DIEU ACCUEILLE LES «IMPURS»
Un lépreux «s’approche de Jésus» de façon inopinée. D’après la loi, il ne peut entrer en contact avec personne. C’est un «impur» et il doit rester isolé. Il ne peut pas non plus entrer dans le temple. Comment Dieu pourrait-il accueillir en sa présence un être si répugnant? Sa destinée est de vivre en exclu. C’est la loi qui l’établit ainsi.
Malgré tout, ce lépreux désespéré ose défier toutes les normes. Il sait qu’il agit mal. C’est pourquoi il se met à genoux. Il ne prend pas le risque de parler à Jésus en face. Prosterné, il lui adresse cette supplication: «Si tu le veux, tu peux me guérir». Il sait que Jésus a le pouvoir de le guérir, mais acceptera-t-il de le purifier? Osera-t-il le sortir de l’exclusion à laquelle il est soumis au nom de Dieu?

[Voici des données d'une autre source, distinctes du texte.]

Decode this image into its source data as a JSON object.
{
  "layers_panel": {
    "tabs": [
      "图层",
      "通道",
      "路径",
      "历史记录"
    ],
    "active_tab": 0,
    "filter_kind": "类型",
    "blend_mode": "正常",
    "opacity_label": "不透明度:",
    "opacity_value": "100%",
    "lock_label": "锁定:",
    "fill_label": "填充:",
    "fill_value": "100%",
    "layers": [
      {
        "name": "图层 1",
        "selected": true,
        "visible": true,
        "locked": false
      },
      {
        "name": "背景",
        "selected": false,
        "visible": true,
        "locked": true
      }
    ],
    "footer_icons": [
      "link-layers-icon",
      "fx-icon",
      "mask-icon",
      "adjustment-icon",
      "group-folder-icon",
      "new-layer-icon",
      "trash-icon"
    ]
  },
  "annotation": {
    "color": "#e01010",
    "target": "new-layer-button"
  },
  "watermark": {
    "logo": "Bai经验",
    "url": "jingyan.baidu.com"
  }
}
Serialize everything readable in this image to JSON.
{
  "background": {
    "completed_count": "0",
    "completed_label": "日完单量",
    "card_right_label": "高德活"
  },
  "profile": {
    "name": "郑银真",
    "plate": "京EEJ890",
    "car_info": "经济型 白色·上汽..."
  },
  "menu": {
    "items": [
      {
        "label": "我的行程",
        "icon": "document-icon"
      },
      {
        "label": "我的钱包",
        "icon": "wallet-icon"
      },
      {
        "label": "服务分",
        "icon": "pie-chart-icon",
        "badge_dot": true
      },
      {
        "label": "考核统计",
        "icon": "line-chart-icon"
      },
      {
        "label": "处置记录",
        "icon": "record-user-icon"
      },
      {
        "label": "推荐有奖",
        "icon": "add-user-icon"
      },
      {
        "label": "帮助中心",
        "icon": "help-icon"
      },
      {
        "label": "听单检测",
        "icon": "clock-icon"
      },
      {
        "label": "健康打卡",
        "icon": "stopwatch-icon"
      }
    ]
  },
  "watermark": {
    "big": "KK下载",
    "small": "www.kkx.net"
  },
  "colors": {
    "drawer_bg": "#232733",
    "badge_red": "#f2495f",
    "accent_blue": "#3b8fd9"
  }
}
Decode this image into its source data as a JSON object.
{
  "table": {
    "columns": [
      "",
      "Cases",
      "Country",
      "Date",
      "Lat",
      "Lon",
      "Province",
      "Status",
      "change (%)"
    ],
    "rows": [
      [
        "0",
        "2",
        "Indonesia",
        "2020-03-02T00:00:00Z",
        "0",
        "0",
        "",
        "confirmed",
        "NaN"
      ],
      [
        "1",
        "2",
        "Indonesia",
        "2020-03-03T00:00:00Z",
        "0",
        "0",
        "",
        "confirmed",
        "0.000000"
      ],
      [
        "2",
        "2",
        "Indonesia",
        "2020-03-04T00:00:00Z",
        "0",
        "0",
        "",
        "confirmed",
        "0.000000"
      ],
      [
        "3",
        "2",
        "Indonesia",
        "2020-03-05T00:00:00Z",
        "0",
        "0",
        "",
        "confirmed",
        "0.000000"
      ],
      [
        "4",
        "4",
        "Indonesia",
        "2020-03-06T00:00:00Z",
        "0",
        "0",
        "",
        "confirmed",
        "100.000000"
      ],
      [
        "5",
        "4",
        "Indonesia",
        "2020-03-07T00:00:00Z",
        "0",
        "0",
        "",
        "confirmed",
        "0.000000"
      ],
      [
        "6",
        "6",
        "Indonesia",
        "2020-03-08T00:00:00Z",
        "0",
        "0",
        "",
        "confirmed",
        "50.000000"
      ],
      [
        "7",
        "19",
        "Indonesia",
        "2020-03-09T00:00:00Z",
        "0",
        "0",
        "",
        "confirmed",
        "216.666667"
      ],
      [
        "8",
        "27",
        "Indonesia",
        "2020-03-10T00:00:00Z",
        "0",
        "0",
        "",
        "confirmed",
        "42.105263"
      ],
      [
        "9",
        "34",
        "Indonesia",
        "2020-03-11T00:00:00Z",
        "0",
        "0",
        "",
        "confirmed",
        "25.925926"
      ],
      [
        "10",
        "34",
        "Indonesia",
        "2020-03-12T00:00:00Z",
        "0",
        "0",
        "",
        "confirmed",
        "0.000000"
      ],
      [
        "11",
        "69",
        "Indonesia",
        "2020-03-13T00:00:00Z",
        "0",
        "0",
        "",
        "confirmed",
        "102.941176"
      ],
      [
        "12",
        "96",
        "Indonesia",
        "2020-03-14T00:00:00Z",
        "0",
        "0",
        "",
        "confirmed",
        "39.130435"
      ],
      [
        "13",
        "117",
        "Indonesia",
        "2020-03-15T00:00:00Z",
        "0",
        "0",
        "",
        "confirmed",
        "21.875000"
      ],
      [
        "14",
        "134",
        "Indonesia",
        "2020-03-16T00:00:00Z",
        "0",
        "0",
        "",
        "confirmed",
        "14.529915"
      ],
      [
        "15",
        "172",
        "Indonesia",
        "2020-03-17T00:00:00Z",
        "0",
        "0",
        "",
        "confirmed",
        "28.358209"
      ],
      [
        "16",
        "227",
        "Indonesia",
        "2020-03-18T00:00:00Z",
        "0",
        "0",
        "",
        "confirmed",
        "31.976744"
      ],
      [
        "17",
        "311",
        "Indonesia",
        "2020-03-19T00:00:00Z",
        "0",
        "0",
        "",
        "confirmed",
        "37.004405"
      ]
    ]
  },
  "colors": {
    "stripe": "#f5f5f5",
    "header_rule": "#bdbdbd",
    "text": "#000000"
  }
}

On est surpris par l’émotion que la proximité du lépreux suscite chez Jésus. Il n’est pas effrayé, il ne recule pas. Devant la situation de ce pauvre homme, «il frémit jusqu’aux entrailles». Il déborde de tendresse. Comment refusera-t-il de le purifier, lui dont la seule motivation vitale est la compassion de Dieu à l’égard de ses fils et de ses filles les plus vulnérables et méprisés?
Sans hésiter, «il étend la main» vers cet homme-là et «touche» sa peau méprisée par les purs. Il sait que c’est interdit par la loi et qu’avec ce geste il est en train de réaffirmer la transgression que le lépreux a commencée. Seule la compassion le pousse: «Je le veux: sois purifié».
Voilà ce que veut le Dieu incarné en Jésus: purifier le monde d’exclusions qui vont à l’encontre de sa compassion de Père. Ce n’est pas Dieu qui exclut mais nos lois et nos institutions. Ce n’est pas Dieu qui marginalise, mais nous-mêmes. Dorénavant, il doit être clair pour tout le monde que personne ne doit être exclu au nom de Jésus.
Le suivre signifie ne pas nous effrayer devant quiconque pur ou impur. Ne refuser notre accueil à aucun «exclu». Pour Jésus, c’est la personne qui est première et non pas la norme. Mettre toujours la norme en avant, voilà la meilleure manière de perdre la sensibilité de Jésus face aux méprisés et aux exclus. La meilleure manière de vivre sans compassion.
Peu nombreux sont les lieux où on peut reconnaître le mieux l’Esprit de Jésus, si ce n’est chez ces personnes qui offrent leur appui et leur amitié gratuite aux prostituées sans défense, qui accompagnent malades du sida oubliés de tous, qui défendent des homosexuels qui ne peuvent vivre leur condition dignement… Ils nous rappellent que dans le cœur de Dieu, il y a de la place pour tous.